The U.S. tax code could be working hand in glove with Tesla Inc. CEO Musk in tallying up the deal amount, Bloomberg said in a report.
The Tesla CEO has agreed to bring in $21 billion in equity financing and will take a $12.5-billion loan, pledging his Tesla shares as collateral. This is in addition to the $13.5 billion debt financing commitments from banks led by Morgan Stanley.
Musk’s income, as defined by the tax code, does not make him rich enough to buy Twitter, Steve Wamhoff of the Institute on Taxation and Economic Policy reportedly said.
Only when the parts that are not included as taxable income under the U.S. tax rules are accounted for does it become clear as to how Musk can buy Twitter, he added.
If the need arises, Musk may not have to sell his stock but pledge it as a collateral to secure a loan, thereby evading taxes.
Why It’s Important
Musk and other billionaires have of late come under increasing scrutiny for not adequately paying taxes. The Tesla CEO doesn’t take a salary or a cash bonus but is paid in stock awards. Stock awards become taxable only when options are exercised.

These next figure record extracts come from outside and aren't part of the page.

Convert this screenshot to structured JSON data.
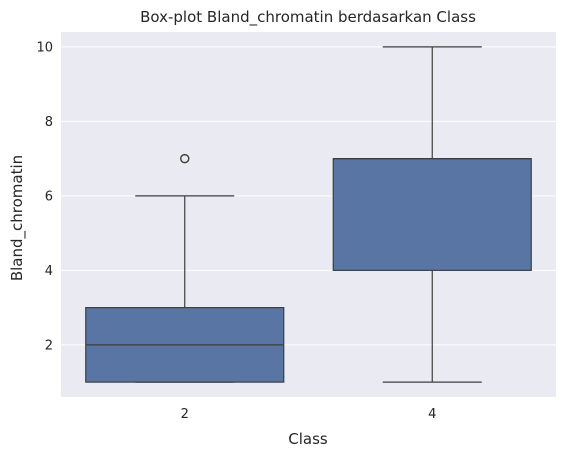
{
  "chart_data": {
    "type": "box",
    "title": "Box-plot Bland_chromatin berdasarkan Class",
    "xlabel": "Class",
    "ylabel": "Bland_chromatin",
    "categories": [
      "2",
      "4"
    ],
    "boxes": [
      {
        "category": "2",
        "whisker_low": 1,
        "q1": 1,
        "median": 2,
        "q3": 3,
        "whisker_high": 6,
        "outliers": [
          7
        ]
      },
      {
        "category": "4",
        "whisker_low": 1,
        "q1": 4,
        "median": 7,
        "q3": 7,
        "whisker_high": 10,
        "outliers": []
      }
    ],
    "ylim": [
      0.6,
      10.4
    ],
    "yticks": [
      "2",
      "4",
      "6",
      "8",
      "10"
    ],
    "grid": true,
    "colors": {
      "background": "#EAEAF2",
      "box_fill": "#5975A4",
      "line": "#3E3E3E",
      "grid": "#FFFFFF"
    }
  }
}
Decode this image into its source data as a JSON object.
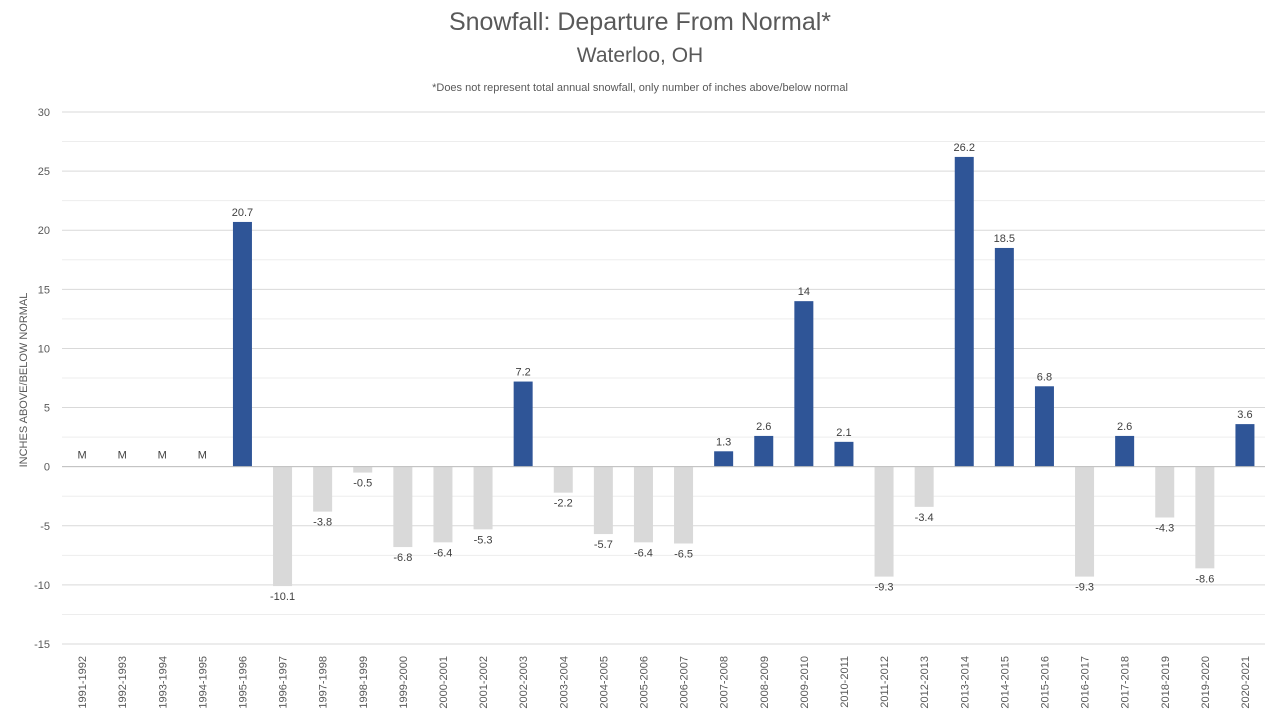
{
  "chart_data": {
    "type": "bar",
    "title": "Snowfall: Departure From Normal*",
    "subtitle": "Waterloo, OH",
    "note": "*Does not represent  total annual snowfall, only number of inches above/below normal",
    "ylabel": "INCHES ABOVE/BELOW NORMAL",
    "xlabel": "",
    "ylim": [
      -15,
      30
    ],
    "yticks": [
      30,
      25,
      20,
      15,
      10,
      5,
      0,
      -5,
      -10,
      -15
    ],
    "grid": true,
    "colors": {
      "positive": "#2F5597",
      "negative": "#D9D9D9"
    },
    "categories": [
      "1991-1992",
      "1992-1993",
      "1993-1994",
      "1994-1995",
      "1995-1996",
      "1996-1997",
      "1997-1998",
      "1998-1999",
      "1999-2000",
      "2000-2001",
      "2001-2002",
      "2002-2003",
      "2003-2004",
      "2004-2005",
      "2005-2006",
      "2006-2007",
      "2007-2008",
      "2008-2009",
      "2009-2010",
      "2010-2011",
      "2011-2012",
      "2012-2013",
      "2013-2014",
      "2014-2015",
      "2015-2016",
      "2016-2017",
      "2017-2018",
      "2018-2019",
      "2019-2020",
      "2020-2021"
    ],
    "values": [
      null,
      null,
      null,
      null,
      20.7,
      -10.1,
      -3.8,
      -0.5,
      -6.8,
      -6.4,
      -5.3,
      7.2,
      -2.2,
      -5.7,
      -6.4,
      -6.5,
      1.3,
      2.6,
      14,
      2.1,
      -9.3,
      -3.4,
      26.2,
      18.5,
      6.8,
      -9.3,
      2.6,
      -4.3,
      -8.6,
      3.6
    ],
    "data_labels": [
      "M",
      "M",
      "M",
      "M",
      "20.7",
      "-10.1",
      "-3.8",
      "-0.5",
      "-6.8",
      "-6.4",
      "-5.3",
      "7.2",
      "-2.2",
      "-5.7",
      "-6.4",
      "-6.5",
      "1.3",
      "2.6",
      "14",
      "2.1",
      "-9.3",
      "-3.4",
      "26.2",
      "18.5",
      "6.8",
      "-9.3",
      "2.6",
      "-4.3",
      "-8.6",
      "3.6"
    ]
  }
}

Musk is expected to have footed a hefty tax bill of $11 billion for 2021. He sold about $14 billion worth of Tesla stock after his question on Twitter as to whether he should sell 10 percent of his Tesla stock elicited a strong positive response.
The sale may have been precipitated by his 2012 stock awards expiring by August 2022 and the need to pay taxes on the gains when the options are exercised.
Democrats are pushing for enacting a billionaire tax that envisages taxing appreciation of financial and business assets owned by people with a net worth of more than $100 million. The intention is to generate billions of dollars of new revenue from the rich, who use the loophole in the tax laws to lower their tax payments.
Democratic Sen. Elizabeth Warren used the Musk-Twitter development to renew calls for a wealth tax. Calling the Twitter deal dangerous, the senator said: “Billionaires like Elon Musk play by a different set of rules than everyone else, accumulating power for their own gain.”
She argued for a wealth tax and strong rules to hold big techs accountable.